ACCC calls for sweeping reforms to curb the powers of digital media giants

| July 27, 2019

The Australian Competition and Consumer Commission has just released its final report for the Digital Platforms Inquiry, advocating for ‘significant, holistic’ reform of the sector.

The ACCC report has serious ramifications for privacy law reform in Australia, as well as competition, as well as globally. It can either have massive impact – or disappear in a cloud of heavy-duty lobbying.

One of the many notable quotes in the report is:

However, the ACCC’s view is that few consumers are fully informed of, fully understand, or effectively control, the scope of data collected and the bargain they are entering into with digital platforms when they sign up for, or use, their services.”
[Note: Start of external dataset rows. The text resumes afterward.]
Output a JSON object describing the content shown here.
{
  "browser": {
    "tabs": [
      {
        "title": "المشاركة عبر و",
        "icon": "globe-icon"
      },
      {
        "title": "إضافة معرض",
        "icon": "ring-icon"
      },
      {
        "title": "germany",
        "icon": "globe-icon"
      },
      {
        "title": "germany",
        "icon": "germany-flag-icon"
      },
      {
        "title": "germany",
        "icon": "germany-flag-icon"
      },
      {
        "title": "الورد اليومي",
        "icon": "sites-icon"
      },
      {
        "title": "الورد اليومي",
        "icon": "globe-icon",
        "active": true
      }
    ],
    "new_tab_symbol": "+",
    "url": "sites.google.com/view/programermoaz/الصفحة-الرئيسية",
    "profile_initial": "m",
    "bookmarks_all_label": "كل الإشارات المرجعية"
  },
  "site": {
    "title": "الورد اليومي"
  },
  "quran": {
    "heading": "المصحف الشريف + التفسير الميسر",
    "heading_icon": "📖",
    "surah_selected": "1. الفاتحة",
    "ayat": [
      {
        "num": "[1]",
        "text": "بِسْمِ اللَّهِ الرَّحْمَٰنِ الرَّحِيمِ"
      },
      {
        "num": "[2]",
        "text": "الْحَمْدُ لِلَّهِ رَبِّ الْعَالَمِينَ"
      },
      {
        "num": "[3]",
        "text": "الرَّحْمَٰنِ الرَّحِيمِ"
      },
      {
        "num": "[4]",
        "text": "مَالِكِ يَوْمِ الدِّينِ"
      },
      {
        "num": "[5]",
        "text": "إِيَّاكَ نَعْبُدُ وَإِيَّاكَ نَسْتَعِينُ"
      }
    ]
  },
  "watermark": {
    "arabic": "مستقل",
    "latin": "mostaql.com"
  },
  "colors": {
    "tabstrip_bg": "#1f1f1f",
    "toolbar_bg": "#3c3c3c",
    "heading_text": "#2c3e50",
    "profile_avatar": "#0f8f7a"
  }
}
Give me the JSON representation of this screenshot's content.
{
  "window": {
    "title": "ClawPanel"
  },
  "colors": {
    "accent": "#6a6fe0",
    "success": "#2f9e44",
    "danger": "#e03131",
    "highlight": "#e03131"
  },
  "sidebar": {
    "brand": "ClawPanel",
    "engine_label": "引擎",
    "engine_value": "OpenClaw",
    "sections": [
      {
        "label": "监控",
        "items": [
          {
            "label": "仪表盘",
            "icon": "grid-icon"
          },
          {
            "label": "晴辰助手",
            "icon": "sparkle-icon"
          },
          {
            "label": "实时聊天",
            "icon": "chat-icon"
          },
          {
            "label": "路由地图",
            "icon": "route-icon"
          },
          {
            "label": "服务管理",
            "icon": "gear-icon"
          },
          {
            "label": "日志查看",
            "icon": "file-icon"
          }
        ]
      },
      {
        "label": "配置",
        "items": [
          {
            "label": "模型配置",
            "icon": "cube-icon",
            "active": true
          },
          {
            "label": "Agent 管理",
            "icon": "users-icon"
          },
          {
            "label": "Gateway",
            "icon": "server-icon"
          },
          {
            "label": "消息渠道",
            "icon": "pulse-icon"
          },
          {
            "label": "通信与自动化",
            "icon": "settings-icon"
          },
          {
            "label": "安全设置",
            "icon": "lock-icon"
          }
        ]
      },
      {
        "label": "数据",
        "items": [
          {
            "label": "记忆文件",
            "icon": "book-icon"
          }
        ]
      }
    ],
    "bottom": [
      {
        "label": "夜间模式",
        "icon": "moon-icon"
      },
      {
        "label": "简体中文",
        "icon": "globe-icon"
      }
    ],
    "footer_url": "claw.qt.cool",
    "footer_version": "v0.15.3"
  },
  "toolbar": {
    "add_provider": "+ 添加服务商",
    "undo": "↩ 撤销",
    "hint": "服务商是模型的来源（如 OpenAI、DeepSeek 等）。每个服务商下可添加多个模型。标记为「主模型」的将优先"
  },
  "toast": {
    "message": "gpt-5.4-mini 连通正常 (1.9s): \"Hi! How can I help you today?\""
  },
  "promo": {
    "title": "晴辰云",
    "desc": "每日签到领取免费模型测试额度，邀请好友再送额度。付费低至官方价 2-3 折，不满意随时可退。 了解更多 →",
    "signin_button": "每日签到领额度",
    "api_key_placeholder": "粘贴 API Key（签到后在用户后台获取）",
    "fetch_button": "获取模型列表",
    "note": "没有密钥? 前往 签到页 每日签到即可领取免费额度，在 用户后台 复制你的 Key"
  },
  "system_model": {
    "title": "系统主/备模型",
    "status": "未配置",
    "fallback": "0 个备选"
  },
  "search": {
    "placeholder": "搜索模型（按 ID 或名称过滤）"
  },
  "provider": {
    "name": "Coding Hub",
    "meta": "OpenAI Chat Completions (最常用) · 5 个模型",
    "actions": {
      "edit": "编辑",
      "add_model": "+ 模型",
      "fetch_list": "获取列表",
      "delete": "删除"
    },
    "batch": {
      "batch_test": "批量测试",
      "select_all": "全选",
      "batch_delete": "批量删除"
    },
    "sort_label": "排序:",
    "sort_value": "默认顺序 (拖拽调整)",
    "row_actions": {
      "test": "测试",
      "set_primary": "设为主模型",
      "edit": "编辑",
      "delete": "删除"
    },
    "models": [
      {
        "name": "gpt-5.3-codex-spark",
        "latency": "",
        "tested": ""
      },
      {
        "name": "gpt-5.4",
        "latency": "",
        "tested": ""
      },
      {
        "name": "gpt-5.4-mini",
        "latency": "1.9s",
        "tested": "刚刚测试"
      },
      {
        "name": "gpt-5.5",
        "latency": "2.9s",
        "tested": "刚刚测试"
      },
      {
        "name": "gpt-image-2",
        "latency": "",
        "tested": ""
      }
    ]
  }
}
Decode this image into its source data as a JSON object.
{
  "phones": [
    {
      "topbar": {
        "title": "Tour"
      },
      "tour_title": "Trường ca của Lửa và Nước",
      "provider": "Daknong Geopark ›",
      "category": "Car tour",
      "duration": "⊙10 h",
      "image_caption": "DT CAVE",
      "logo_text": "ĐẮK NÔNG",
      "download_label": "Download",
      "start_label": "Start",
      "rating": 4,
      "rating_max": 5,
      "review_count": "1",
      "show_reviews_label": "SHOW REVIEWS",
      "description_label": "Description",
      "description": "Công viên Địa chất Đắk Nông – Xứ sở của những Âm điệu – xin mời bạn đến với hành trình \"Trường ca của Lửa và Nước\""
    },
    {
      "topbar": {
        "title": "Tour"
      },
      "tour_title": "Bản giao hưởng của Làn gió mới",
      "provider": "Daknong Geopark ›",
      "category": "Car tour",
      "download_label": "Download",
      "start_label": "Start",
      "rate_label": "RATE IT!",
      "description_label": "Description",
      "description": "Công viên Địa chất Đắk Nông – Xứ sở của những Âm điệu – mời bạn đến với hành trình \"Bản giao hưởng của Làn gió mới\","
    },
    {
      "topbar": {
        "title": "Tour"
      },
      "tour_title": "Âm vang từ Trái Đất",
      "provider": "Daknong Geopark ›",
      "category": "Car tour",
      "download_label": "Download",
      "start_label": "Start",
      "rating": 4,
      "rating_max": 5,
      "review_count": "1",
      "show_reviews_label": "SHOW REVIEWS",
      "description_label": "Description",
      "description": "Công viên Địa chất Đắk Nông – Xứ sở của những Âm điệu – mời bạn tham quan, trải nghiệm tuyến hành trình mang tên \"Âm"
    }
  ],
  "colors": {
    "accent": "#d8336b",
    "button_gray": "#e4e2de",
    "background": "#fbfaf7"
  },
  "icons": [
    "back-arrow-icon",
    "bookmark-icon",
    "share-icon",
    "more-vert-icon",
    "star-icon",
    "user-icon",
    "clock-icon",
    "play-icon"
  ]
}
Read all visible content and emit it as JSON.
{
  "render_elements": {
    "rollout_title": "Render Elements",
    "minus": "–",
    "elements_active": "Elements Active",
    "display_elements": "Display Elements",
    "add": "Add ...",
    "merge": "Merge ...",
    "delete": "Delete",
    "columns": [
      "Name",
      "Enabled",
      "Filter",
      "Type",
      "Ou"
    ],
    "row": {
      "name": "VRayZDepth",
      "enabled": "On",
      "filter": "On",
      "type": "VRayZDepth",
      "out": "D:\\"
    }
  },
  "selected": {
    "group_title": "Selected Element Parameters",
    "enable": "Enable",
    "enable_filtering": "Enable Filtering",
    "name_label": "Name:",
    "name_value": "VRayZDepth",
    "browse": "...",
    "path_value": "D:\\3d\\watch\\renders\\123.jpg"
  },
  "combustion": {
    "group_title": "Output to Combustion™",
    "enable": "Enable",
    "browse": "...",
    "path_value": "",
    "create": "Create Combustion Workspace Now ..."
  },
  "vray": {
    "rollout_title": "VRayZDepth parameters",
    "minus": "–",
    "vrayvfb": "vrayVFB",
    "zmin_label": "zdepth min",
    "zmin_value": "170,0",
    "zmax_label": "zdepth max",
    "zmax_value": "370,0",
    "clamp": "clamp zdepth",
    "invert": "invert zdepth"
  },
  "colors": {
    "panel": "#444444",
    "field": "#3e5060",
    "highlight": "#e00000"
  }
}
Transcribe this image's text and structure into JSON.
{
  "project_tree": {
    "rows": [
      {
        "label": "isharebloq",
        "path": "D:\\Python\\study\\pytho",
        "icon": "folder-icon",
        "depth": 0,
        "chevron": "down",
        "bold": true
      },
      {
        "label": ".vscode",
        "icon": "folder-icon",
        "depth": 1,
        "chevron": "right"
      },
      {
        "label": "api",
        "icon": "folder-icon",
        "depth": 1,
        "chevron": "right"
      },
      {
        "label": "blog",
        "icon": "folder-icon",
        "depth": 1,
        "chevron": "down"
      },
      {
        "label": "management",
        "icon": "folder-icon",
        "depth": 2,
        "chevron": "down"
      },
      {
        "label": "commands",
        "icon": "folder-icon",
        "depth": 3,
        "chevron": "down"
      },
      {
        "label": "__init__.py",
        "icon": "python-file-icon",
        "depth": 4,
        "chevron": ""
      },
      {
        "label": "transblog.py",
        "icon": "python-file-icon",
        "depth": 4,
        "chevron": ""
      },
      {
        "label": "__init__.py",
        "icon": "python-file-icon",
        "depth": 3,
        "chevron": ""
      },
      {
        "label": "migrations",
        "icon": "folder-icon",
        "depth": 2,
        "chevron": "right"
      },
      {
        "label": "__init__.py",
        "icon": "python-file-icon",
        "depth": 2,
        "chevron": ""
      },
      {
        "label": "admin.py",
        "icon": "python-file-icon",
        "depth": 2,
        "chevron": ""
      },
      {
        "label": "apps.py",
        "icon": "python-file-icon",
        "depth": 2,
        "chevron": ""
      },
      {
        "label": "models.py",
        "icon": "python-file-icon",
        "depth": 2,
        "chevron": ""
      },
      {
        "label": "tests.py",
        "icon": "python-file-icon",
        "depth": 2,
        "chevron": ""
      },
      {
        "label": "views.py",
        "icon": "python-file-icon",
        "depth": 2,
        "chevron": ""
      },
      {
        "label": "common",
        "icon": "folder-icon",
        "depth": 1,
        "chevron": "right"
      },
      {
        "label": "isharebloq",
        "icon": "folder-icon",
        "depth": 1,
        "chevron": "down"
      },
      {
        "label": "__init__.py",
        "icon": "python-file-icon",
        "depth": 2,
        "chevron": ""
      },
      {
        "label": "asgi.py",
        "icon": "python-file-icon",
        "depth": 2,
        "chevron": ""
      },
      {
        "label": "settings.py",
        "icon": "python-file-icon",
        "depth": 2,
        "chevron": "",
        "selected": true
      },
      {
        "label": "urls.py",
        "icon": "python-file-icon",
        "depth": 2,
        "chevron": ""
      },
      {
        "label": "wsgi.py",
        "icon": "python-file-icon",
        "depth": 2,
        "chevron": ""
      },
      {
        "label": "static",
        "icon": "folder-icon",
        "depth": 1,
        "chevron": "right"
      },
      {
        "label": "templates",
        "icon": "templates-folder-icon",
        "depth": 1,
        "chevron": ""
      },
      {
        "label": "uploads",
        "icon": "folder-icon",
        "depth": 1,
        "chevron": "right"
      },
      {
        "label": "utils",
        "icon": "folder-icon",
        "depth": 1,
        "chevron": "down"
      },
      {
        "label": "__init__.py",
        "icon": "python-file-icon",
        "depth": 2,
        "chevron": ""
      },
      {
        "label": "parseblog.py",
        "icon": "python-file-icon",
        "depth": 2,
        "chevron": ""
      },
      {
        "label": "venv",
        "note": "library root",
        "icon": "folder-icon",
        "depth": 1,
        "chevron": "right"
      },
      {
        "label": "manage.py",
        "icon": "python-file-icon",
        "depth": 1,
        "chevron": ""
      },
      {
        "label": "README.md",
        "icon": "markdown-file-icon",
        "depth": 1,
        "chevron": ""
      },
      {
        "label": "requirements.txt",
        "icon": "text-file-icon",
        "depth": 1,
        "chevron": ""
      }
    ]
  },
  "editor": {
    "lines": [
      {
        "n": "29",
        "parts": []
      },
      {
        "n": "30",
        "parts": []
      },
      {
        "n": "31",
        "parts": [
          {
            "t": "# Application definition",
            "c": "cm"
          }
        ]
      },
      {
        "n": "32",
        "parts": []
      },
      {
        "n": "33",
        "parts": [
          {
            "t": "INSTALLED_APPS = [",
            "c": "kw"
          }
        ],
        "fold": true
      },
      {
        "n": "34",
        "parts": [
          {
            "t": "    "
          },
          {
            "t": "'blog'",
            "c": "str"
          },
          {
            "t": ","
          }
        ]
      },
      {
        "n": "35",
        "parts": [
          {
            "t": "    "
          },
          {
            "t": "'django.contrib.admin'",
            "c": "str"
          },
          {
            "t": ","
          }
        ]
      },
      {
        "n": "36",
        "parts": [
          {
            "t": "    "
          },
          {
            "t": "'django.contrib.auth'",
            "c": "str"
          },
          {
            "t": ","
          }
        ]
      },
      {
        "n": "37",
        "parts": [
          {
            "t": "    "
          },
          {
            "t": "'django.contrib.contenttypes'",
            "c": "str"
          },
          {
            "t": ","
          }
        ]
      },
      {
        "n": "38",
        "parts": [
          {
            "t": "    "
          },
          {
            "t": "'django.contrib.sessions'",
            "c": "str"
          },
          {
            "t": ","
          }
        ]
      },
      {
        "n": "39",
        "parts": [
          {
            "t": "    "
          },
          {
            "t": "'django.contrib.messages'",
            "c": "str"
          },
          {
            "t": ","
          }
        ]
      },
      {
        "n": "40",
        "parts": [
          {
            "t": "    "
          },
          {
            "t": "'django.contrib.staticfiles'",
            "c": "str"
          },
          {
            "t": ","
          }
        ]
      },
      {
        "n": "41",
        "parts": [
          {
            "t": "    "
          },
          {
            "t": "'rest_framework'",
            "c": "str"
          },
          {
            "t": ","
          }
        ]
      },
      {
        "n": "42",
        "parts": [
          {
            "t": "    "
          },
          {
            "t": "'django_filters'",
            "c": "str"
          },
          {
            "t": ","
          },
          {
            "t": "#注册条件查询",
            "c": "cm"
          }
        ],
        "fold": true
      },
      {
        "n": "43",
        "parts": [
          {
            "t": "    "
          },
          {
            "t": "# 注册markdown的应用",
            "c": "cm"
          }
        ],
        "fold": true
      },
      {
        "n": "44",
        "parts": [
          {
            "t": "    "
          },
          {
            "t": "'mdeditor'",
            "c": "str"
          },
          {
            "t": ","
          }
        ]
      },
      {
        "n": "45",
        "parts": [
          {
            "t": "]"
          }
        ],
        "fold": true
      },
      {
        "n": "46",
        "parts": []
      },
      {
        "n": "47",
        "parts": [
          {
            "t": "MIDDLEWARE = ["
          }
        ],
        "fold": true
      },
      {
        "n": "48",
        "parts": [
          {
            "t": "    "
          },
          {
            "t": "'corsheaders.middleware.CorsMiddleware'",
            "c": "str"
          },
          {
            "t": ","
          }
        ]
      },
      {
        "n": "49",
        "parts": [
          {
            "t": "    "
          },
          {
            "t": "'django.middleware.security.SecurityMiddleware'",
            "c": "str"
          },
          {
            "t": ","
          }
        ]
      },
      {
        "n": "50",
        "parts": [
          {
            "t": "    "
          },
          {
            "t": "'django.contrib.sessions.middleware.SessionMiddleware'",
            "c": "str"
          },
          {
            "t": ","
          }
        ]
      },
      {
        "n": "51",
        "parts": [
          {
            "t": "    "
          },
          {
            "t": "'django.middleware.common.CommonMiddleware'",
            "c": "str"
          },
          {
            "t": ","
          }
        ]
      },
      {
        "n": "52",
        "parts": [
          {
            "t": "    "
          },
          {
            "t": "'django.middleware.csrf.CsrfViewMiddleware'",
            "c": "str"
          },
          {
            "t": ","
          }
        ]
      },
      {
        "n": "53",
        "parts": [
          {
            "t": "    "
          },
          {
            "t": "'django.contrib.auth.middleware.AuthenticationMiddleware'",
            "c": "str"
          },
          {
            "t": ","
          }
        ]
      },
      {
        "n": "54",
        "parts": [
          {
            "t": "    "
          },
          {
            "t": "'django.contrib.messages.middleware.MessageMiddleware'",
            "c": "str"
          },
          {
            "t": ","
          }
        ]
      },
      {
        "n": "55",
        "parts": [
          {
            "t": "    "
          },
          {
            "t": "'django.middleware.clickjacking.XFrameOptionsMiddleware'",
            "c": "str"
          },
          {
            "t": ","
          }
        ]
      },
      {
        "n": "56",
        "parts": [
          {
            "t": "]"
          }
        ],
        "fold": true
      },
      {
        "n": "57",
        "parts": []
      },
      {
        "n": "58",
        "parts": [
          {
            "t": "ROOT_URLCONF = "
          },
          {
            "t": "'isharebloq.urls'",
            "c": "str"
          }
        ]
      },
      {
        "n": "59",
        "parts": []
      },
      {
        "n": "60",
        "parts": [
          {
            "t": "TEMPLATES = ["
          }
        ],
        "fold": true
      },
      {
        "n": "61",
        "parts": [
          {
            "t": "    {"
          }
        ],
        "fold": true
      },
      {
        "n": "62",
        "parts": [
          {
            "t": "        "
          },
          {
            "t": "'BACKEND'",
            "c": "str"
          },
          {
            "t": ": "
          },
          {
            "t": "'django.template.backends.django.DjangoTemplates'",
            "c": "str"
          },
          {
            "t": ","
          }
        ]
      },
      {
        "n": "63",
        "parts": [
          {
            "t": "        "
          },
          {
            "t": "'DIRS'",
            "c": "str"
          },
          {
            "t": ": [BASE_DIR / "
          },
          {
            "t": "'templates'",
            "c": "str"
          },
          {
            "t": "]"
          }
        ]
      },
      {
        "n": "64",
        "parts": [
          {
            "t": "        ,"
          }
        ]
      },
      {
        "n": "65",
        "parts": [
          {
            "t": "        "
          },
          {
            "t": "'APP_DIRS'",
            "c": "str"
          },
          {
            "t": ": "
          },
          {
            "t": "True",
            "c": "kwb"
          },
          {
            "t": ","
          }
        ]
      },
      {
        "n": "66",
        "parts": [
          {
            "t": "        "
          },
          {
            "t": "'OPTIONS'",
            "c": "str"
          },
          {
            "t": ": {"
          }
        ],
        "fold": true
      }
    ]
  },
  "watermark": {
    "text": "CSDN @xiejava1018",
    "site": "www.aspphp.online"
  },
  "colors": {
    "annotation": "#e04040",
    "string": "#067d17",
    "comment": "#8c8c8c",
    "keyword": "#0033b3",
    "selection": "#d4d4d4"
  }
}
There is a substantial disconnect between how consumers think their data should be treated and how it is actually treated.”

How long has IIS (Information Integrity Solutions) been saying this?  Probably for the life of the company!

However, ACCC, like the Productivity Commission before it, still falls into the trap of thinking that transparency to consumer + genuine control with realistic options is sufficient. 

Unfortunately, it is not.

We regulate differently to ensure we have safe cars, safe machinery, safe buildings, safe pharmaceuticals, safe professionals such as doctors etc, etc.

We do this because society has formed the view that individuals are NOT in a position to protect themselves simply through those two elements. Even the ad tech market can no longer understand its own market sufficiently to describe it to itself!

Similarly, the same now also goes for the complexity of data, data analytics and data use. 

Instead, we will need to apply to personal information the tried and true model that has rendered society safe in all these other circumstances:

Rules/Standards/Laws + Enforcement by independent third parties

The ACCC recommendations in regard to strengthening the privacy framework in Australia, especially Recommendations 16-19, are all excellent in their own right. However they do not go far enough, or look sufficiently into the future.